On associe souvent le nom de Kiyoshi Kurosawa à ceux de la Nouvelle Vague japonaise, comme Hideo Nakata. Mais à la différence d'un Nakata à la filmographie naissante, Kurosawa (aucun lien) a déjà à son actif une vingtaine de long métrages en autant d'années de carrière. Le point commun entre ces différents metteurs en scène (auxquels on peut ajouter Tsukamoto ou Miike), c'est qu'ils oeuvrent chacun dans la série B (horreur, thriller, etc...) tout en étant de véritables auteurs. Kurosawa le premier.

CONFUSION

Le monde est persuadé que Kiyoshi Kurosawa est né quelque part en 1999, lorsque trois de ses films, Licence to Live, Charisma et Barren Illusions sont respectivement projetés aux festivals de Berlin, Cannes et Venise. Quel est donc ce réalisateur au nom illustre mais à l'identité floue, obsédé par la déliquescence de la société industrielle nippone, l'effondrement salvateur des valeurs d'un pays qui s'enfonce dans le chaos et les personnages rongés par les doutes identitaires? Quelques années auparavant, Kurosawa obtenait son premier budget conséquent pour réaliser l'un de ses films les plus connus, Cure. Dans ce thriller psychologique racontant l'enquête d'un inspecteur traquant un serial killer qui tue ses victimes en leur plantant une croix dans le cou, Kurosawa expose toute sa noirceur et son goût pour le trouble mystérieux. Il s'agira là de son premier réel succès au Japon, et l'un de ses premiers retentissement à l'international, posant les galons d'un metteur en scène qui se plaît à transcender les limites de la série B tout en se conformant à ses codes.

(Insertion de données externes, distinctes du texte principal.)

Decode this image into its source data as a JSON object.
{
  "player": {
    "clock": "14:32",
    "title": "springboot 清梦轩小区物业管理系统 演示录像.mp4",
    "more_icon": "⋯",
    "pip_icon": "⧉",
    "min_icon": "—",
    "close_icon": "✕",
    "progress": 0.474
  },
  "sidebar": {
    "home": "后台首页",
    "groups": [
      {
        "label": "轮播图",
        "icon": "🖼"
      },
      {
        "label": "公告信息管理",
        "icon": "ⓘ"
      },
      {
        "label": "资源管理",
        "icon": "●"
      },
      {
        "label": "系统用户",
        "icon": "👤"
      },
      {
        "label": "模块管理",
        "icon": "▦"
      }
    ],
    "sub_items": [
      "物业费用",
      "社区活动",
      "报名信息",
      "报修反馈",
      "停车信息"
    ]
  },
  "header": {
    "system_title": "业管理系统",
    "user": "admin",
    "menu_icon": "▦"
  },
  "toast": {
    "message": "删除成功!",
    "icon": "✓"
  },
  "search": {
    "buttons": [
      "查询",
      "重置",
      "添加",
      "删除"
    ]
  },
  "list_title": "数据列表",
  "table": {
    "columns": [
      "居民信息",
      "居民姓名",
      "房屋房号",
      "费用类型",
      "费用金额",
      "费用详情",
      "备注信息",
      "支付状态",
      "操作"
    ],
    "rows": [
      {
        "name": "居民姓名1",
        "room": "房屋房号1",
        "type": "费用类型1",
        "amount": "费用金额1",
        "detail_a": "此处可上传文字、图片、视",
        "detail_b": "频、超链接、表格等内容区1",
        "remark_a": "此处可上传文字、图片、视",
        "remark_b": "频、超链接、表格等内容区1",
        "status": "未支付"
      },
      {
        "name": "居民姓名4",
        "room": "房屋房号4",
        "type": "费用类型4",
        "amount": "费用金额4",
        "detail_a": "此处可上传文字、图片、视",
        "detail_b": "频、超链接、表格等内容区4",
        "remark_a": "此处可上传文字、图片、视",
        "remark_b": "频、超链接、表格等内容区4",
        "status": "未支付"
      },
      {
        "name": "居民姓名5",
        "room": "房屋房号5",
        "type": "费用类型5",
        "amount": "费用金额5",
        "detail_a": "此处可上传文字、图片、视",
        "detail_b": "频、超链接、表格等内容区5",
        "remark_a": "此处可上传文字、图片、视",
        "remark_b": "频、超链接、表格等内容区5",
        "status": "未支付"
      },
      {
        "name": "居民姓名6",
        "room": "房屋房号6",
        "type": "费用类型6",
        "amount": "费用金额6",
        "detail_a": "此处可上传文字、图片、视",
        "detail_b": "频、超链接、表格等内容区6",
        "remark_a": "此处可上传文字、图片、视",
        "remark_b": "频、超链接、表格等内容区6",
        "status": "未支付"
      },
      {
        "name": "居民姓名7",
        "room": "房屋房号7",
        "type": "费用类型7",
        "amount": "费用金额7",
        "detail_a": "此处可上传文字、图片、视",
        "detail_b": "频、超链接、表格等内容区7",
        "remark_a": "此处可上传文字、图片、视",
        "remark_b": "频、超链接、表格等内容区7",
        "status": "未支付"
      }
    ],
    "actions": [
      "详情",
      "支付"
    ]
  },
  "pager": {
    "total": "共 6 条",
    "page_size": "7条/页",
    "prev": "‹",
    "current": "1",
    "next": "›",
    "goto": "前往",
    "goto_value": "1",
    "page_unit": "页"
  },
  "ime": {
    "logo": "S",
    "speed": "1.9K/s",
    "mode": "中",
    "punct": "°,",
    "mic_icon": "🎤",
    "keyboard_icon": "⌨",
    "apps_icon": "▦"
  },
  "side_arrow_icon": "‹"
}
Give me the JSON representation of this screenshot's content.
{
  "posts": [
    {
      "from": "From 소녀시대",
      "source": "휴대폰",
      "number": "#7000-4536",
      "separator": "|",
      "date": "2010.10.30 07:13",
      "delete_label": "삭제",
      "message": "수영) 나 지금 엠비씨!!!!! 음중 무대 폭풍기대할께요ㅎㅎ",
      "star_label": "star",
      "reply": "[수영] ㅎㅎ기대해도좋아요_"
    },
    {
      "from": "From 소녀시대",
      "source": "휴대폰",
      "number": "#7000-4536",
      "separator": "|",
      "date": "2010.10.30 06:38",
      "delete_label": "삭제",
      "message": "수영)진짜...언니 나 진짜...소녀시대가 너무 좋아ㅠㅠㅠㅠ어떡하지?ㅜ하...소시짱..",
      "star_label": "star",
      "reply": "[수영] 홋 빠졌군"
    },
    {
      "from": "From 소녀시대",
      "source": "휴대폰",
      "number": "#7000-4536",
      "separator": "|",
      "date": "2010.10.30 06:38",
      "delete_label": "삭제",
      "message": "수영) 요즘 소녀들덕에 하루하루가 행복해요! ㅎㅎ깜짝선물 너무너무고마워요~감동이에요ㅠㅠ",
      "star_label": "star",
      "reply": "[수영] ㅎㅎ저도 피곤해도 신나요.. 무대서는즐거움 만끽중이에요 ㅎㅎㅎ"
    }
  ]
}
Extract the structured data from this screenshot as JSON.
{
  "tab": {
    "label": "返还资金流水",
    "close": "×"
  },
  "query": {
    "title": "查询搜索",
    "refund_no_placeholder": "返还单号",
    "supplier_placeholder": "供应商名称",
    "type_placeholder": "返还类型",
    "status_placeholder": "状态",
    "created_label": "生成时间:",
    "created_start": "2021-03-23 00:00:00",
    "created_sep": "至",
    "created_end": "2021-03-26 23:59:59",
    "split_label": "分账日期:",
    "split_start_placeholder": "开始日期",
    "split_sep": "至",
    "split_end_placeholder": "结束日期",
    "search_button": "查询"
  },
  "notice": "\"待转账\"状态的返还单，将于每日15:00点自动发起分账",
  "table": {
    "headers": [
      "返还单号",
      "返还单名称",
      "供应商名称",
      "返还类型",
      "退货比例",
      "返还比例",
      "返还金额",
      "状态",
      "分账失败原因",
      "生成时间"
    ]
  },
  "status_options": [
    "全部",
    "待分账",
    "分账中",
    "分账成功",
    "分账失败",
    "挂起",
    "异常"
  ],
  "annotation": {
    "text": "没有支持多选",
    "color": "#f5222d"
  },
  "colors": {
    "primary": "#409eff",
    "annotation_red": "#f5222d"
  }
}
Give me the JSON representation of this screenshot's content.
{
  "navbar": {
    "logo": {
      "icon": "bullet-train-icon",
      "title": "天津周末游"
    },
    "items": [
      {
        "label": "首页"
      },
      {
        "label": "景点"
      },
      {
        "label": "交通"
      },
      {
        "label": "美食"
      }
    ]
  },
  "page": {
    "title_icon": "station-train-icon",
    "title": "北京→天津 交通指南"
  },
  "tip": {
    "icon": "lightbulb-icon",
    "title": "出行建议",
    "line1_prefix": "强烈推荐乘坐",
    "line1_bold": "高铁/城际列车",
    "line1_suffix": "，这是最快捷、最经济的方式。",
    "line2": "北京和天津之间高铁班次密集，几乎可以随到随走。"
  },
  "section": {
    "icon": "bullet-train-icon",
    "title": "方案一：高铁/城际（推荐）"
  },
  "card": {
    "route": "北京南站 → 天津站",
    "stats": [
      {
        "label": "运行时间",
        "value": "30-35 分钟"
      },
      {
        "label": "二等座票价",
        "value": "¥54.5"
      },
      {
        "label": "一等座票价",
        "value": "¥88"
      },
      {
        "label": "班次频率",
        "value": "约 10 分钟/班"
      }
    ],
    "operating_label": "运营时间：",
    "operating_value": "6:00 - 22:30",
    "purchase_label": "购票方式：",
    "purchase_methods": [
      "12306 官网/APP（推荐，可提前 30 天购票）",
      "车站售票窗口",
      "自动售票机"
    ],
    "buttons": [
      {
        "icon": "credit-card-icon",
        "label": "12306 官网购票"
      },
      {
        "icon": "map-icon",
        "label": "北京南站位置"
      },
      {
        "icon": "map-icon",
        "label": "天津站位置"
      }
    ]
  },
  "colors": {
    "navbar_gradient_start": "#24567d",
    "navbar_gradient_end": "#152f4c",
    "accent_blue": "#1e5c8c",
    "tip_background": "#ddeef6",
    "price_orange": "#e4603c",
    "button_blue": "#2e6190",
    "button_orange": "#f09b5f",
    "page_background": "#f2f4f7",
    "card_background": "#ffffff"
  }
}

Une quinzaine d'années auparavant, au début des 80’s, Kurosawa est étudiant en sociologie et réalise des courts métrages en 8mm. Les grands studios s'effondrent et les ambitions cinématographiques du jeune homme semblent contrariées. Pourtant, l'un de ses courts sera récompensé, poussant le Japonais à confirmer ses efforts. D'abord assistant réalisateur, il met en scène son premier long métrage en 1983 avec Kandagawa Wars, qui sera un échec. Les années se suivront au rythme des romans pornos (dont le plus connu, The Excitment of the Do Re Mi Fa Girl, est parfois comparé à La Chinoise de Godard) et des films de yakusas sous l'influence de ses maîtres, Don Siegel et Sam Peckinpah. Kurosawa tourne à toute vitesse, sans que la reconnaissance n'aille à la même allure. Le meilleur exemple est sa série inégale intitulée Suit Yourself or Shoot Yourself, composée de six films diffusés en vidéo ou à la télévision. Pourtant, l'auteur se forge et son identité se fait de plus en plus affirmée.

CHAOS

En 1992, Kurosawa réalise The Guard from the Underground, film d'horreur où brillent son sens du cadre et sa maîtrise de l'espace pour ce huis clos carpenterien. Le metteur en scène y effectue une allégorie de l'enfer, une thématique que l'on retrouvera par la suite dans sa carrière. "Le point de départ pour réfléchir à l'avenir, c'est la destruction totale", déclare t-il. Il en découle ainsi les dernières images de Charisma et de Kaïro. Dans le premier, un homme retiré dans une forêt découvre au loin une ville rongée par les flammes, plongée dans un chaos infernal. Dans le second, des jeunes gens tentent de fuir un Tokyo imprégné de fantômes et livré à la destruction. La tonalité apocalyptique n'est pas le seul point commun à ces films: ceux-ci sont habités par le motif de la solitude, de l'absence. Charisma, son western métaphysique présentant une communauté qui se déchire autour d'un arbre maléfique, est peuplé de plans larges et vides qui perdent ses personnages. Kaïro approfondit cette thématique en confondant fantômes et humains. Le film raconte la propagation d'une épidémie par le net propageant la mort et faisant de ses victimes autant de fantômes. Chez Kurosawa, il n'y a guère de différence entre les fantômes, emprisonnés dans une solitude éternelle symbolisée par la mort, et les vivants, otakus accrochés à leurs écrans comme autant de preuve d'une solitude urbaine typiquement nippone. Le Tokyo de Kaïro est en ce sens particulièrement désolé.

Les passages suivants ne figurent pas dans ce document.